Many years ago, I shared a house with a woman I met while I was in grad school. We did not know each other well when we became roommates, but we built a friendship over time. One winter evening, we ordered Chinese food and sat in front of the fire– eating, drinking, and talking until late in the night.
She shared a story with me about a disturbing experience she had when she was just out of high school. In recounting the story, she tapped into the pain of the experience, and she lay on the floor in front of the fire, weeping openly. The sobs came from deep inside and grew louder and louder. It was a kind of keening for dreams she considered dead, for a relationship out of reach, for a desire that got off track–for deep regrets she clutched tightly for two decades.
While she was crying, I remember thinking: I wish I could be that free.
We are encouraged to open our hearts and let love in, but we also need to open our hearts to let out those feelings that are less-than-love. Skating past pain and hurt or pretending our negative emotions don’t exist isn’t the answer. Stuffing feelings down with food, drink, drugs, or sex so we can no longer feel them doesn’t bring release–it brings trouble. Our feelings will find a way to be heard because they are vibratory in nature; they attract their like because like attracts like. Release of the negative helps us make room for the positive.
Allow Yourself Freedom
My very own heart has been a one-way street for too long; my natural impulse seems to be to hang on instead of letting go. Now, I want clarity. I want freedom. I want alignment. I want to experience peace of mind–to release the conflicts I have buried deep inside, hoping to forget about, and I want to let go of the negative memories and emotions I have been carrying for years.
The mystical poet Rumi suggests: “Be like a tree and let the dead leaves drop”;
I want to be that tree. I want to be alive, to shed my dead leaves as I reach upward to the sky. I want to be ready for the new buds to blossom.
To that end, I have been praying, meditating, and writing in my journal. Recently, I was trying to sort through a hurtful situation, and I was lead to release the negative I had been holding onto by pulling out my journal and writing a series of “release statements.” I wrote one and then another until I had twelve statements that related directly to my situation.
Here they are exactly as I wrote them:
I release all the sadness.
I release all that waiting.
I release all those unfulfilled expectations.
I release the pain of being excluded.
I release the fear of being alone.
I release the feeling of being inadequate.
I release the fear of never hearing your voice again.
I release the need to please you.
I release the feeling of being trapped.
I release the feeling of having done something wrong.
I release the guilt of wanting more. I release the shame of not knowing.
I did not have to write out every single detail of the situation I was releasing; I understood and still understand the nuance of each line—and I gained much relief from writing each line. I have felt so much lighter–freer–since writing them in my prayer journal.
How to Let Go of The Negative
- Think of a conflict in your life–a personal relationship, a workplace situation, or a specific event.
- Close your eyes and take a deep breath or two.
- Try to get in touch with the feelings you are carrying.
- When you are ready, begin your list.
- Start each line with the words “I release” and see what comes to you.
- Write whatever comes; don’t resist even if doesn’t make sense to you in the moment.
- Let go of the feelings one by one.
- Afterward, bless yourself and bless the situation.

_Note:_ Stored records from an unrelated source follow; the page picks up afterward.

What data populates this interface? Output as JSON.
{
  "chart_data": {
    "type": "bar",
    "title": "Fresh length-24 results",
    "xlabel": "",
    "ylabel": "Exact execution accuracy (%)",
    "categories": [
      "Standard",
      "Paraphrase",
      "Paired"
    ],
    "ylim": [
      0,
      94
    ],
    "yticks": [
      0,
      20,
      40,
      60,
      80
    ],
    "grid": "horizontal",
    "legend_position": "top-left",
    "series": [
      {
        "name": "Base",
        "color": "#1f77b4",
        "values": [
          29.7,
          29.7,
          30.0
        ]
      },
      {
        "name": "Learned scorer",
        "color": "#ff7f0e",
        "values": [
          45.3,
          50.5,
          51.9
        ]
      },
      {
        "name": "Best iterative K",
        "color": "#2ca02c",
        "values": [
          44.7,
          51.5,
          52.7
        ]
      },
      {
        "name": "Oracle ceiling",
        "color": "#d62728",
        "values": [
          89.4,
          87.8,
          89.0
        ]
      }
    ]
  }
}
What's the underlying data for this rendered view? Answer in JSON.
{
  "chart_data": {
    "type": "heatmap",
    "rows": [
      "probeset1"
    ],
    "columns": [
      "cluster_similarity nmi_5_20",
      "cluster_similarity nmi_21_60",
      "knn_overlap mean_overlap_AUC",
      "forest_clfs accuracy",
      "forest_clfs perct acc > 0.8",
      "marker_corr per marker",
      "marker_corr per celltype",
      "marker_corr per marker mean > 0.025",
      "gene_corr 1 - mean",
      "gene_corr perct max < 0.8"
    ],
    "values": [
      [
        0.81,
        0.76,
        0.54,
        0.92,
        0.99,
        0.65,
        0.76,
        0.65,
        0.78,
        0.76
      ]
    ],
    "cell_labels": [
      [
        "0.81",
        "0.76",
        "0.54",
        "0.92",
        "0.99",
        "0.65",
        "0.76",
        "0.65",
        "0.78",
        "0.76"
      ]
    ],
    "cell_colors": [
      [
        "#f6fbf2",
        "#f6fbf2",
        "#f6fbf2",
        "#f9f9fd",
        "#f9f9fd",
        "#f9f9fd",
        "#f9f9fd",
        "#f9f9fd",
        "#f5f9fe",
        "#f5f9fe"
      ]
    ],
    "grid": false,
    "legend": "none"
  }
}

There is a beautiful chant, written by Karen Drucker, that expresses the fruits of release:
I am beautiful. I am powerful. I’ve let go of my past and celebrate who I’ve become. I am beautiful. I am powerful. And I celebrate who I am.
I want to celebrate who I am–and I want you to celebrate who you are. And so it is–and so it shall be.
Jill A. Lahnstein is a mother, a teacher, a writer, and a jewelry artist. She lives in Wilmington, North Carolina, with her teenage daughter Angel and their little canine sidekick Sunny. She has spent over 20 years teaching English to college students. Most of her experience has been with those students who are first-generation, economically disadvantaged, or disabled. She fervently believes that every moment–inside the classroom and outside the classroom–can be a healing moment.